別れた恋人のメールアドレスを消去できる、できない?

別れた恋人のメールアドレスを消去できない人、もらったプレゼントを処分ができない人は少なくありません。
もうダメだとわかっているし、やり直したいわけではないけれども、なぜか残しておきたくなるのです。なぜなのでしょうか?
この心理学講座では4回にわたり、執着のメカニズムと手放す準備についてお届けします。今回は第2回目です。

執着は痛み止めになる

◆あの恋を手放すのが難しい理由その2:感じたくない感情があるから

たとえば、半年前に失恋をした女性がいるとします。「ごめん、他に好きな人が出来たから、別れてくれ」と5年も付き合った彼に言われたとします。

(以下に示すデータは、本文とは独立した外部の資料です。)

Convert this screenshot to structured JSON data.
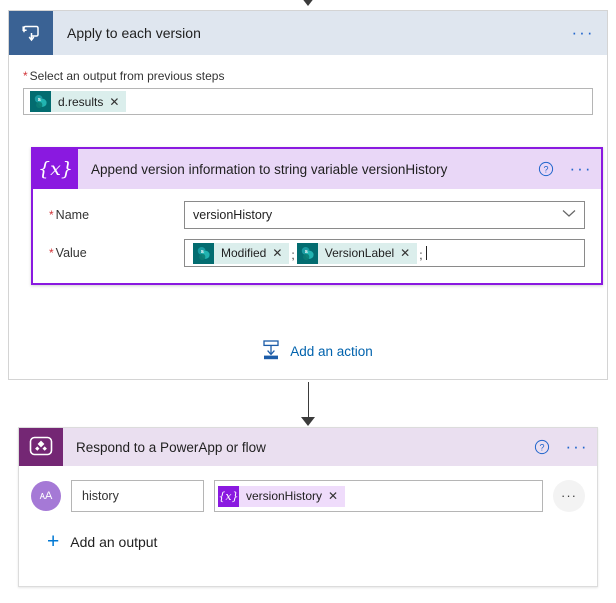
{
  "connectors": {
    "top_arrow_icon": "arrow-down-icon",
    "mid_arrow_icon": "arrow-down-icon"
  },
  "scope": {
    "icon": "apply-to-each-loop-icon",
    "title": "Apply to each version",
    "menu_icon": "ellipsis-icon",
    "menu_label": "···",
    "field": {
      "required_marker": "*",
      "label": "Select an output from previous steps",
      "token": {
        "icon": "sharepoint-icon",
        "icon_glyph": "s",
        "text": "d.results",
        "remove_label": "✕",
        "color": "#036c70"
      }
    }
  },
  "action": {
    "icon": "variables-icon",
    "icon_glyph": "{x}",
    "title": "Append version information to string variable versionHistory",
    "help_icon": "help-circle-icon",
    "menu_icon": "ellipsis-icon",
    "menu_label": "···",
    "accent_color": "#8a19e0",
    "name_field": {
      "required_marker": "*",
      "label": "Name",
      "value": "versionHistory",
      "chevron_icon": "chevron-down-icon",
      "chevron_glyph": "⌄"
    },
    "value_field": {
      "required_marker": "*",
      "label": "Value",
      "tokens": [
        {
          "icon": "sharepoint-icon",
          "icon_glyph": "s",
          "text": "Modified",
          "remove_label": "✕",
          "color": "#036c70"
        },
        {
          "icon": "sharepoint-icon",
          "icon_glyph": "s",
          "text": "VersionLabel",
          "remove_label": "✕",
          "color": "#036c70"
        }
      ],
      "separator_1": ";",
      "separator_2": ";"
    }
  },
  "add_action": {
    "icon": "insert-below-icon",
    "label": "Add an action",
    "color": "#0062ad"
  },
  "respond": {
    "icon": "powerapps-icon",
    "title": "Respond to a PowerApp or flow",
    "help_icon": "help-circle-icon",
    "menu_icon": "ellipsis-icon",
    "menu_label": "···",
    "accent_color": "#742774",
    "output": {
      "type_icon": "text-type-icon",
      "type_glyph": "ᴀA",
      "name": "history",
      "token": {
        "icon": "variables-icon",
        "icon_glyph": "{x}",
        "text": "versionHistory",
        "remove_label": "✕",
        "color": "#8a19e0"
      },
      "row_menu_icon": "ellipsis-icon",
      "row_menu_label": "···"
    },
    "add_output": {
      "icon": "plus-icon",
      "icon_glyph": "+",
      "label": "Add an output"
    }
  }
}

でも、彼女は別れたくない。「え?あれだけ好きだって言ってくれたじゃない?あの言葉は嘘だったの?」と半年経ったいまでも、彼を思って泣いています。

これは実際のカウンセリングでもとても多いケースです。彼を手放すのが難しいことにはちゃんと理由があります。

失恋をしたら、いちばん最初に直面しなければいけない感情は「さみしさ」です。だって、彼と5年お付き合いしていたのだとしたら、5年そばにいてくれた人がいなくなるのだから、どう考えたってさみしくなりますよね。

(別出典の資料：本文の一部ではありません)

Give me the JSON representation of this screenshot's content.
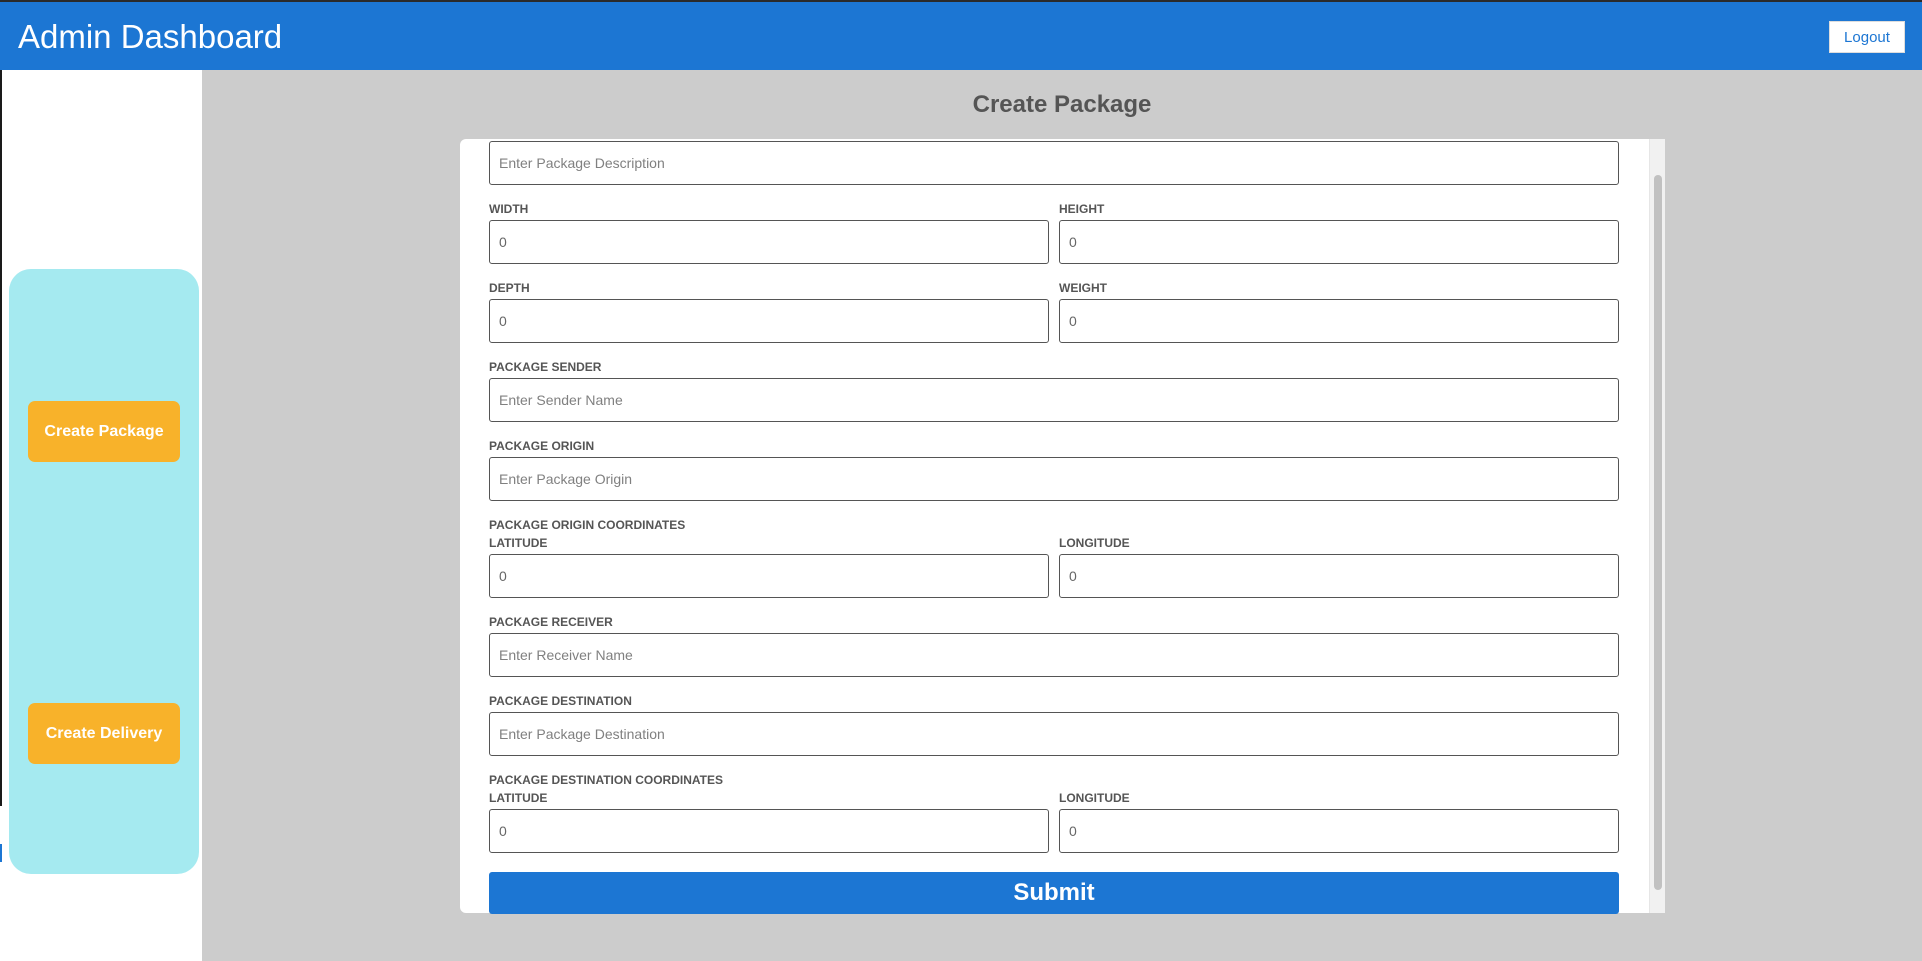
{
  "header": {
    "title": "Admin Dashboard",
    "logout_label": "Logout"
  },
  "sidebar": {
    "create_package_label": "Create Package",
    "create_delivery_label": "Create Delivery"
  },
  "main": {
    "title": "Create Package"
  },
  "form": {
    "description": {
      "placeholder": "Enter Package Description"
    },
    "width": {
      "label": "Width",
      "value": "0"
    },
    "height": {
      "label": "Height",
      "value": "0"
    },
    "depth": {
      "label": "Depth",
      "value": "0"
    },
    "weight": {
      "label": "Weight",
      "value": "0"
    },
    "sender": {
      "label": "Package Sender",
      "placeholder": "Enter Sender Name"
    },
    "origin": {
      "label": "Package Origin",
      "placeholder": "Enter Package Origin"
    },
    "origin_coords": {
      "label": "Package Origin Coordinates",
      "latitude_label": "Latitude",
      "latitude_value": "0",
      "longitude_label": "Longitude",
      "longitude_value": "0"
    },
    "receiver": {
      "label": "Package Receiver",
      "placeholder": "Enter Receiver Name"
    },
    "destination": {
      "label": "Package Destination",
      "placeholder": "Enter Package Destination"
    },
    "destination_coords": {
      "label": "Package Destination Coordinates",
      "latitude_label": "Latitude",
      "latitude_value": "0",
      "longitude_label": "Longitude",
      "longitude_value": "0"
    },
    "submit_label": "Submit"
  },
  "colors": {
    "header_bg": "#1c76d3",
    "sidebar_panel": "#a5eaf0",
    "sidebar_button": "#f8b22a",
    "main_bg": "#cccccc",
    "submit_bg": "#1c76d3"
  }
}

そばにいてくれた人がいなくなるだけではなく、毎週のようにデートをしていた人がいなくなるし、私の話を聞いてくれた人がいなくなるし、私を褒めてくれる人がいなくなるし、おはようとおやすみのラインを送ってくれる人がいなくなるし、私を抱きしめてくれる人がいなくなるし、どう考えたってさみしいのです。

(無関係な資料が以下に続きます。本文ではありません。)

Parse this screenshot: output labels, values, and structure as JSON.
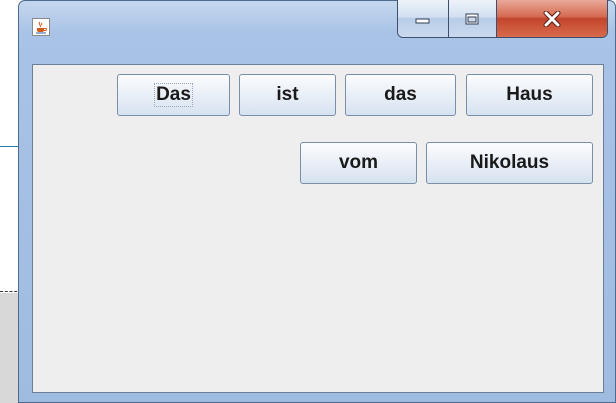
{
  "window": {
    "title_icon": "java-coffee-cup-icon",
    "caption_buttons": [
      {
        "name": "minimize",
        "icon": "minimize-icon"
      },
      {
        "name": "maximize",
        "icon": "maximize-icon"
      },
      {
        "name": "close",
        "icon": "close-icon"
      }
    ]
  },
  "buttons": {
    "b1": "Das",
    "b2": "ist",
    "b3": "das",
    "b4": "Haus",
    "b5": "vom",
    "b6": "Nikolaus"
  },
  "colors": {
    "titlebar": "#a9c3e6",
    "content_bg": "#eeeeee",
    "close_button": "#c2452c"
  }
}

なによりさみしいのは、私のことを大好きだと言ってくれる人がいなくなること。恋人は「世界でたったひとり、私のことを世界でいちばん好きだと言ってくれる特別な人」ですから、それを失うことがあまりにも大きいわけです。

◆彼を失い、そこに残るのは…

彼を失い、そこに残るのは、ひとりぼっちの自分。このひとりぼっちになったときに感じる感情が、あまりにもつらくて耐え難いのです。

ひとりぼっちの私が感じるのは、さみしさ、みじめさ、こどくなどの感情です。それを感じたくないので「別れたくない」「離れないで」「戻ってきて」としがみついてしまうわけです。

執着は「痛み止め」にもなります。別れるということは物理的にはひとりになるわけですが、執着をしていれば心理的にはひとりにならずに済みます。心のなかでは、まだその人と一緒にいられるからです。

別れた恋人のことを何年も思い続けるというケースもあります。心のなかにある部屋に別れた恋人がまだいるので、新しい恋人を招き入れることができないのです。

◆感じたくない感情とは?

さきほど感じたくない感情は「さみしさ」だといいましたが、あくまでもひとつの例です。感じたくない感情は人によって違います。たとえば、

・あんなにやさしい彼にふられてしまうなんて、私はなんてダメなのだろう。私はもう誰からも愛されず、ずっとひとりなのではないか。

・彼のことが大好きだった。彼以上好きになれる人には、もう出会えないのではないか。この先、結婚もできないのではないか。

・彼が好きでいてくれたから、私は自分を好きでいられた。でも、彼からも嫌われ、もう誰も私を好きになってくれないのではないか。

感じたくない感情のすべては「怖れ」です。執着しているときには必ずなんらかの怖れの感情があって、それを感じるのが嫌なときにしがみつきます。

◆失恋をしたときには、感じたくない感情でいっぱい

「さみしい、ひとりぼっち、価値がない、愛されない」
この感情はあまりにも痛すぎて、感じたくない感情です。

すると、この感情を感じないために、いろいろなことをします。執着は痛み止めにもなると言ったことを覚えていますか?

彼のSNSをこっそりとチェックする。彼からもらった昔のメールを読み直す。ふたりで撮った写真を懐かしむ。ネットで復縁する方法を調べる。メールを送りたいなと考える。どんなメールを送れば返事がもらえるのかなと悩む。いつ頃送れば返事が来る確率が高くなるか占いに電話をしてみる。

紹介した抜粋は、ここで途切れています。